THE CLINICAL ROLE OF SHOULDER ULTRASOUND

Authors


1 Professor D. H. Sonnabend, Department of Traumatic and Orthopaedic Surgery, Prince of Wales Hospital, High Street, Randwick, NSW 2031, Australia.

Abstract

Background: Rotator cuff surgery is facilitated by accurate pre-operative information regarding the presence and size of cuff tears, and the extent of any cuff retraction or lamination.

Methods: A total of 117 consecutive patients who underwent shoulder ultrasound followed by surgical management were assessed, and the pre-operative ultrasound diagnoses were correlated with the operative findings.

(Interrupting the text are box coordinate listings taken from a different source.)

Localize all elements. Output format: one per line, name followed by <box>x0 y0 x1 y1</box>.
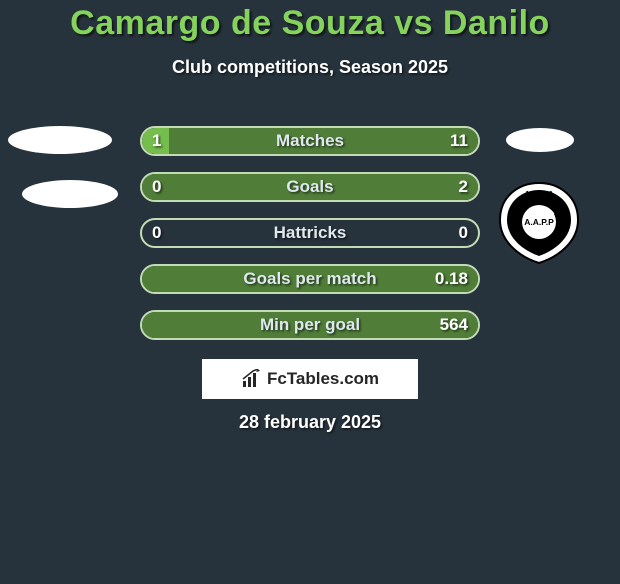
stat-value-left: 0 <box>152 220 161 246</box>
bar-chart-icon <box>241 369 263 389</box>
svg-text:1.08.190: 1.08.190 <box>525 191 552 198</box>
stat-value-right: 0.18 <box>435 266 468 292</box>
stat-rows: Matches111Goals02Hattricks00Goals per ma… <box>140 126 480 356</box>
stat-label: Matches <box>142 128 478 154</box>
stat-row: Goals0 2 <box>140 172 480 202</box>
stat-label: Hattricks <box>142 220 478 246</box>
stat-label: Goals <box>142 174 478 200</box>
comparison-title: Camargo de Souza vs Danilo <box>0 4 620 43</box>
stat-value-left: 1 <box>152 128 161 154</box>
player1-club-placeholder <box>22 180 118 208</box>
player2-photo-placeholder <box>506 128 574 152</box>
stat-row: Matches111 <box>140 126 480 156</box>
player1-photo-placeholder <box>8 126 112 154</box>
player2-club-badge: 1.08.190 A.A.P.P <box>499 182 579 264</box>
stat-value-right: 2 <box>459 174 468 200</box>
generated-date: 28 february 2025 <box>0 412 620 433</box>
stat-value-left: 0 <box>152 174 161 200</box>
fctables-watermark: FcTables.com <box>202 359 418 399</box>
stat-value-right: 11 <box>450 128 468 154</box>
stat-value-right: 0 <box>459 220 468 246</box>
stat-row: Hattricks0 0 <box>140 218 480 248</box>
badge-text: A.A.P.P <box>524 217 554 227</box>
stat-row: Min per goal564 <box>140 310 480 340</box>
stat-label: Goals per match <box>142 266 478 292</box>
comparison-subtitle: Club competitions, Season 2025 <box>0 57 620 78</box>
stat-row: Goals per match0.18 <box>140 264 480 294</box>
fctables-text: FcTables.com <box>267 369 379 389</box>
stat-label: Min per goal <box>142 312 478 338</box>
stat-value-right: 564 <box>440 312 468 338</box>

Results: Ultrasound was found to be reliable for the detection of full-thickness cuff tears (positive predictive value 96%). In the assessment of partial thickness tears, ultrasound produced few false positives, but failed to diagnose a significant proportion of these lesions. Lamination and other interstitial cuff pathology were not reliably detected by ultrasound. In the diagnosis of subacromial impingement, ultrasound produced few false positives (positive predictive value 95%), but did produce a significant number of false negative results (negative predictive value 66%).

Conclusions: Ultrasound is cheaper than MRI and arthrography, and is both non-invasive and ‘dynamic’. It is reliable in the diagnosis of full-thickness cuff tears and is a useful adjunct in the diagnosis of cuff impingement and partial thickness tears, but is very much operator-dependent.